Today, rapid changes in urban spaces, not only in developing cities of the Global South, highlight the conflict between housing requirements, real estate prices and the need to preserve green spaces. It is not particularly surprising, therefore, to see how parks, gardens and other green spaces undergo rapid and profound transformation, reevaluation and functional change. Former no-mans-land areas, such as the Berlin Wall, the “buffer zones” of residential segregation in colonial and apartheid cities of the Global South, or the extant urban parks and remaining “urban wilds”, are discovered, contested and appropriated by conflicting groups and interests: by urban poor squatters and real-estate developers on the one side, who want to transform such areas into built environments, and by environmentalists and urban farmers on the other, who express the need for functional or recreational green spaces.
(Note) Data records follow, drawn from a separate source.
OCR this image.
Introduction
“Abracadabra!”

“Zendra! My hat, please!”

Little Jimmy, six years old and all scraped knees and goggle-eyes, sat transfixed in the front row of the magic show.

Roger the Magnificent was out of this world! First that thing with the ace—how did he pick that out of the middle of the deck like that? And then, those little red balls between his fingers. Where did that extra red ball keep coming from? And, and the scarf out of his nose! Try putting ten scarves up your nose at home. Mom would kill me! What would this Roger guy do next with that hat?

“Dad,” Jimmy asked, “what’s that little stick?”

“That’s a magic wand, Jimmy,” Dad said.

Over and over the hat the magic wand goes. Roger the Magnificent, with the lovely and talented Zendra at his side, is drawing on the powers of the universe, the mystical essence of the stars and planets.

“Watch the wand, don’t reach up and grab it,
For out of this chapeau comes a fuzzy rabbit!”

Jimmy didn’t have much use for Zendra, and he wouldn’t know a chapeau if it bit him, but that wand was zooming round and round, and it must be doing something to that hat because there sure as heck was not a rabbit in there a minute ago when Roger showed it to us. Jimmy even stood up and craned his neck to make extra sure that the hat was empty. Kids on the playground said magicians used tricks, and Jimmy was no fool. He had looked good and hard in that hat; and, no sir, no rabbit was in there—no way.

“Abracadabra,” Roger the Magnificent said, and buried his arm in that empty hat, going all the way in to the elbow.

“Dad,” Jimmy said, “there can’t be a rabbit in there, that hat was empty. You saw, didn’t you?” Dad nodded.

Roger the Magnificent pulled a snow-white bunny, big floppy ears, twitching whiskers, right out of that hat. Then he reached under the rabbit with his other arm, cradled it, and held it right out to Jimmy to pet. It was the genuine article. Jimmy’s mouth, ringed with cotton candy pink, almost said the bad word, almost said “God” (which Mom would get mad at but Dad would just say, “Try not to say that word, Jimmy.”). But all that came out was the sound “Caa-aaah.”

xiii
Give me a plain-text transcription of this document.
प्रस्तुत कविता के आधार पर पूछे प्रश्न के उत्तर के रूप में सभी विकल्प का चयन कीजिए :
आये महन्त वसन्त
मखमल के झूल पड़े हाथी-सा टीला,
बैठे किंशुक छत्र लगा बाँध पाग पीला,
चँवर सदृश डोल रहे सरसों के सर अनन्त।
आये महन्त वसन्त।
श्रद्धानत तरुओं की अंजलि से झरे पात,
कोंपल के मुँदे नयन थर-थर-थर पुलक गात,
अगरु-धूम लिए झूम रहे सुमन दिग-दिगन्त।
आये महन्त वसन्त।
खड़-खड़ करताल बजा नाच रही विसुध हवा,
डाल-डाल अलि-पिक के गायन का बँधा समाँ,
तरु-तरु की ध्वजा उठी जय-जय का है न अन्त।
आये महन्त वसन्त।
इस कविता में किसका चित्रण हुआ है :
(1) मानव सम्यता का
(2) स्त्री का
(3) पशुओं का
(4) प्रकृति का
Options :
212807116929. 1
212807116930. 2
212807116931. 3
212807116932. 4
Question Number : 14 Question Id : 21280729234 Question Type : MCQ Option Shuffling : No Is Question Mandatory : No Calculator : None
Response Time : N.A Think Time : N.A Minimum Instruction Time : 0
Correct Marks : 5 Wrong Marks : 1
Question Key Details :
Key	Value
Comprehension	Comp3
In times of climate change and an increasing awareness of global environmental problems, such political activists have discovered the symbolic value of trees in urban areas.
Meanwhile, there is a growing interest in the use of urban agriculture, as recreational and educational activity and as a means to enhance and make sustainable the biodiversity in the cities of the Global North, and as a way to address food insecurity and poverty in the Global South. Furthermore, environmentally sound and carbonefficient cities are central visions in urban planning scenarios. Taking into account the different functions, planning scenarios and the refiguration of parks in urban space and the planning of urbanization, global urban parks appear sometimes as “open space,” sometimes as reflections of symbolic orders, and sometimes as catalysts of social tensions.
With these diagnoses in mind, we propose a series of workshops whose major aim is threefold:
• To provide, in the light of current developments and occurrences, an overview of the contestations of urban green spaces incorporating dichotomies such as private/public (as in the case of mass protests against the privatization of public parks for construction purposes); inclusive/exclusive (as in the case of the buffer zones in colonial urban planning); economy-driven/ecology-driven (as in the Uhuru Park example, where the demonstrators appropriated the urban green space the removal of which they stood against as a protest location).
• To develop a conceptual matrix that helps clarify the multifarious uses and appropriations of urban green space: for communally horticultural, recreational, educational, and heritage-specific purposes, but also, and increasingly, for housing/squatting and agricultural use. This explicitly includes a semantic, and thus language(s)-specific approach, covering word-fields and grasping the differing meanings for various urban green “reclaimer actors”.
• To draw on the imaginative potential of parks as a threshold between urban and rural space. As an “incision” within urban cultivation, parks cannot exclusively be conceived either as a realization of cultural topographies or as giving a more or less temporary shape to nature’s forms and their dynamic movements. At the same time, parks cannot be conceived as an “anti-civilized” and in this respect, utopian, spaces of “blank” nature. To figure parks as implementations of urban design within nature’s cycles, rather, opens up a space of political imaginations: a civilized urban space that may liberate from urban manifestations of cultural and political power (e.g. the English style of gardening; parks as public buffer zones); but also showing a “politics of nature” that presents nature’s forms within the context of cultural meaning, and therefore manifests cultural ideas without the impact of architectural monuments that leave their marks in people’s lives. This also includes an understanding of parks as latent cultural memory (e.g. the Grüngürtel in Cologne with its landscape formed by the mountains of rubble after World War II).